Some common “reverse engineering” concepts attempt to answer the questions:
1. Where is it connecting to? 2. Does it modify the registry? 3. Does it modify the file system? 4. Does it modify any running processes or start any new ones? 5. Does it employ any forms of obfuscation? 6. What is the purpose the malware? (i.e. Does it steal user credentials, capture screenshots, exfiltrate files?)
The goal of our malware analysis and reverse engineering training class is to provide a methodical hands-on approach to reverse-engineering by covering both behavioral and code analysis aspects of the analytical process. We will also give ample time in practical labs that focus on specific malware reverse engineering concepts.

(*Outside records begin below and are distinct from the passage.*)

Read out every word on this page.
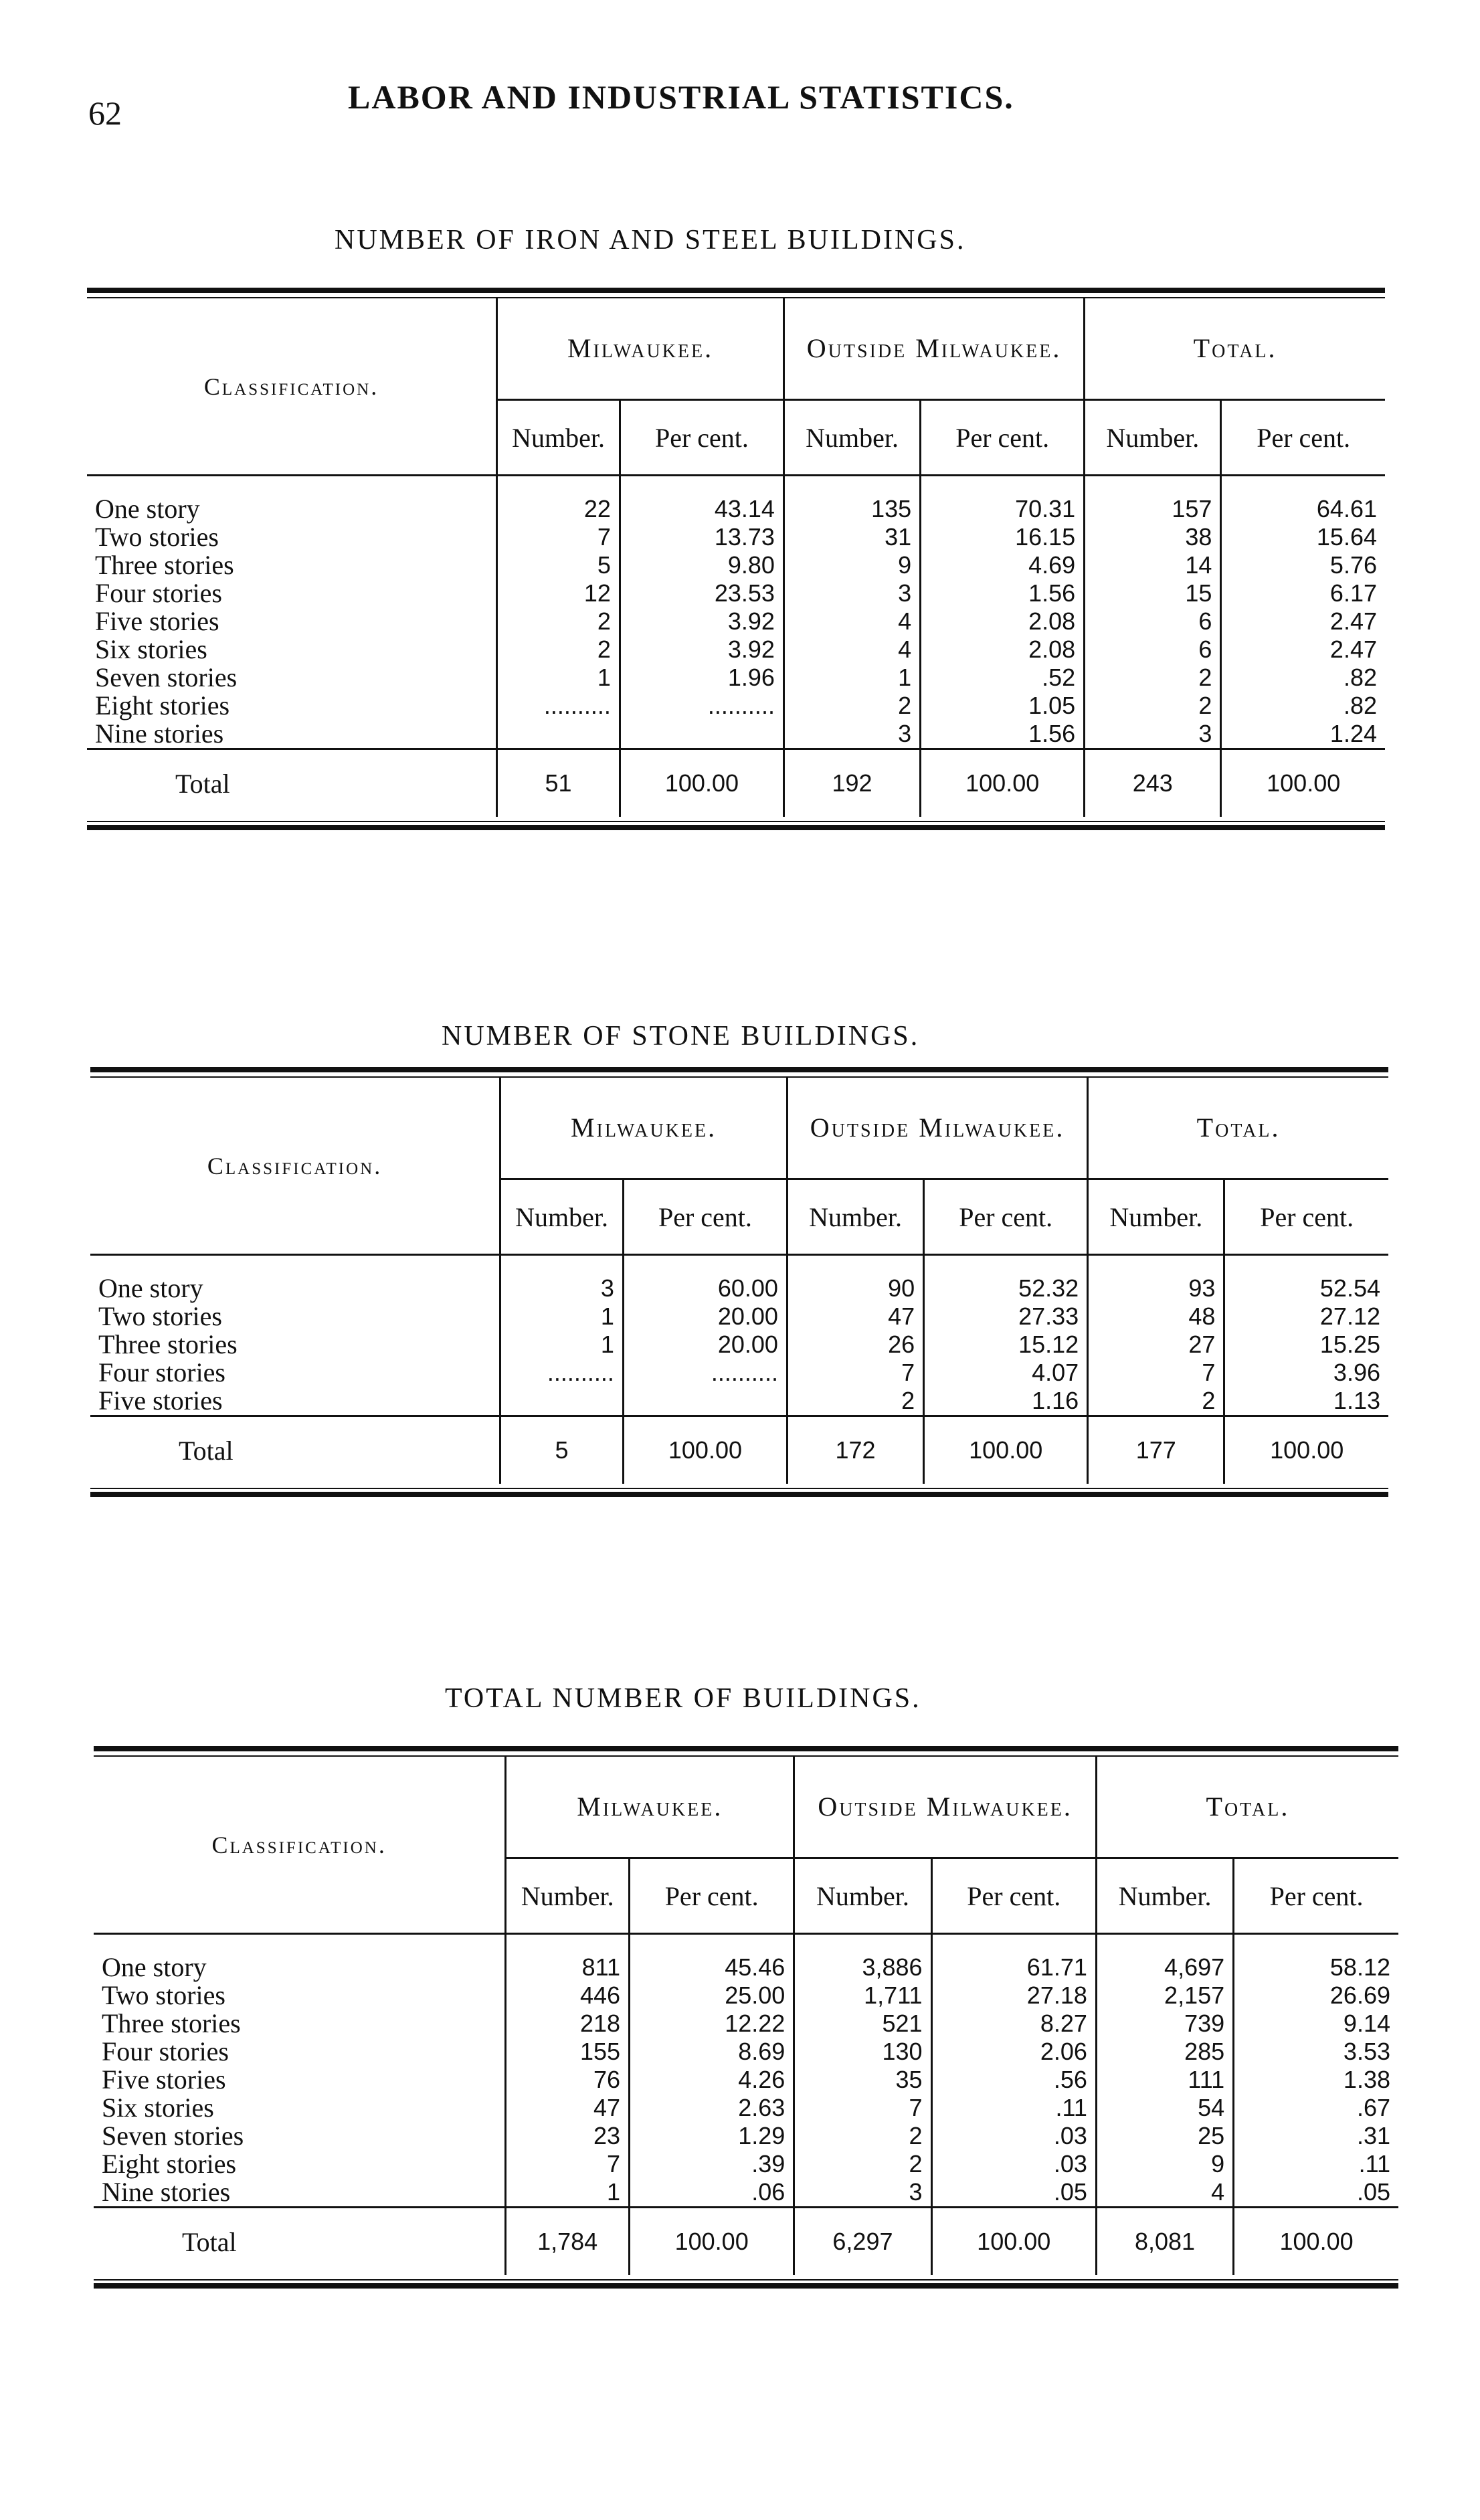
62	LABOR AND INDUSTRIAL STATISTICS.
NUMBER OF IRON AND STEEL BUILDINGS.
Classification.	Milwaukee.		Outside Milwaukee.		Total.	
	Number.	Per cent.	Number.	Per cent.	Number.	Per cent.
One story	22	43.14	135	70.31	157	64.61
Two stories	7	13.73	31	16.15	38	15.64
Three stories	5	9.80	9	4.69	14	5.76
Four stories	12	23.53	3	1.56	15	6.17
Five stories	2	3.92	4	2.08	6	2.47
Six stories	2	3.92	4	2.08	6	2.47
Seven stories	1	1.96	1	.52	2	.82
Eight stories	..........	..........	2	1.05	2	.82
Nine stories			3	1.56	3	1.24
Total	51	100.00	192	100.00	243	100.00
NUMBER OF STONE BUILDINGS.
Classification.	Milwaukee.		Outside Milwaukee.		Total.	
	Number.	Per cent.	Number.	Per cent.	Number.	Per cent.
One story	3	60.00	90	52.32	93	52.54
Two stories	1	20.00	47	27.33	48	27.12
Three stories	1	20.00	26	15.12	27	15.25
Four stories	..........	..........	7	4.07	7	3.96
Five stories			2	1.16	2	1.13
Total	5	100.00	172	100.00	177	100.00
TOTAL NUMBER OF BUILDINGS.
Classification.	Milwaukee.		Outside Milwaukee.		Total.	
	Number.	Per cent.	Number.	Per cent.	Number.	Per cent.
One story	811	45.46	3,886	61.71	4,697	58.12
Two stories	446	25.00	1,711	27.18	2,157	26.69
Three stories	218	12.22	521	8.27	739	9.14
Four stories	155	8.69	130	2.06	285	3.53
Five stories	76	4.26	35	.56	111	1.38
Six stories	47	2.63	7	.11	54	.67
Seven stories	23	1.29	2	.03	25	.31
Eight stories	7	.39	2	.03	9	.11
Nine stories	1	.06	3	.05	4	.05
Total	1,784	100.00	6,297	100.00	8,081	100.00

Find our more here: http://www.malware-analyzer.com/#!trainace/c14kd
SANS, along with Lenny Zeltser, has created a Linux based virtual image known as REMnux that is delivered with the course materials. This image contains a huge battery of reverse engineering and forensics tools used throughout the course. Many of the tools will be used in hands-on practice and exercises. The course is delivered in 5 modules:
Module 1: Basic Analysis Fundamentals
Module 2: Malware Analysis
More Behavioral analysis
Module 3: Code Analysis
In-depth look at x86 Assembly
Basic memory forensics with API hooking & DLL Injection Techniques
Module 4: Malware Obfuscation
Dealing with Packed executables
Working with encrypted/obfuscated code
Module 5: Memory Forensics & Advanced Document Analysis
Working with Shellcode
Advanced analysis of Microsoft and Adobe documents
Recently, SANS has released a new addition to the GREM course that revolves around a real-world like challenge to put the learned reverse engineering skills to practice. The students will need to put every aspect of the GREM course to practice. The successful challenger will be awarded the “SANS Digital Forensics Lethal Forensicator coin”.
The GIAC Reverse Engineering Malware (GREM) certification is one of the most recognized of the aforementioned certifications as it pertains to malware analysis and reverse engineering. Researching this certification, roughly 200 jobs were identified with salaries ranging from $50,000 to $140,000. This wide range reflects locality and experience. The higher paying positions are located in major hubs of cyber activity such as Washington D.C. or Silicon Valley, CA. The median salary for jobs requesting this security certificate is approximately $80,000.
Find out more here: http://www.malware-analyzer.com/certification/sans-giac-reverse-engineering-malware/
Although there are many different courses available to learn the ins and outs of malware analysis or reverse engineering, each course offers a unique approach and their own perspective to malware. Ultimately, you need to decide which one will help to further your skills in the desired career field. For instance, EC-Councils CHFI will help you to conduct forensics in not just software applications, but also hardware. Thus, CHFI enables a wider range of available jobs in media forensics and software reverse engineering. Whereas the SANS GREM course offers a very deep understanding of the x86 Assembly language and memory forensics to fill the role of extremely technically proficient software reverse engineer. Although more specialized, GREM will allow you to achieve a more senior level position and garner a higher salary for your expertise. All of these courses will enhance your career and bring a new level of understanding into malware and APTs.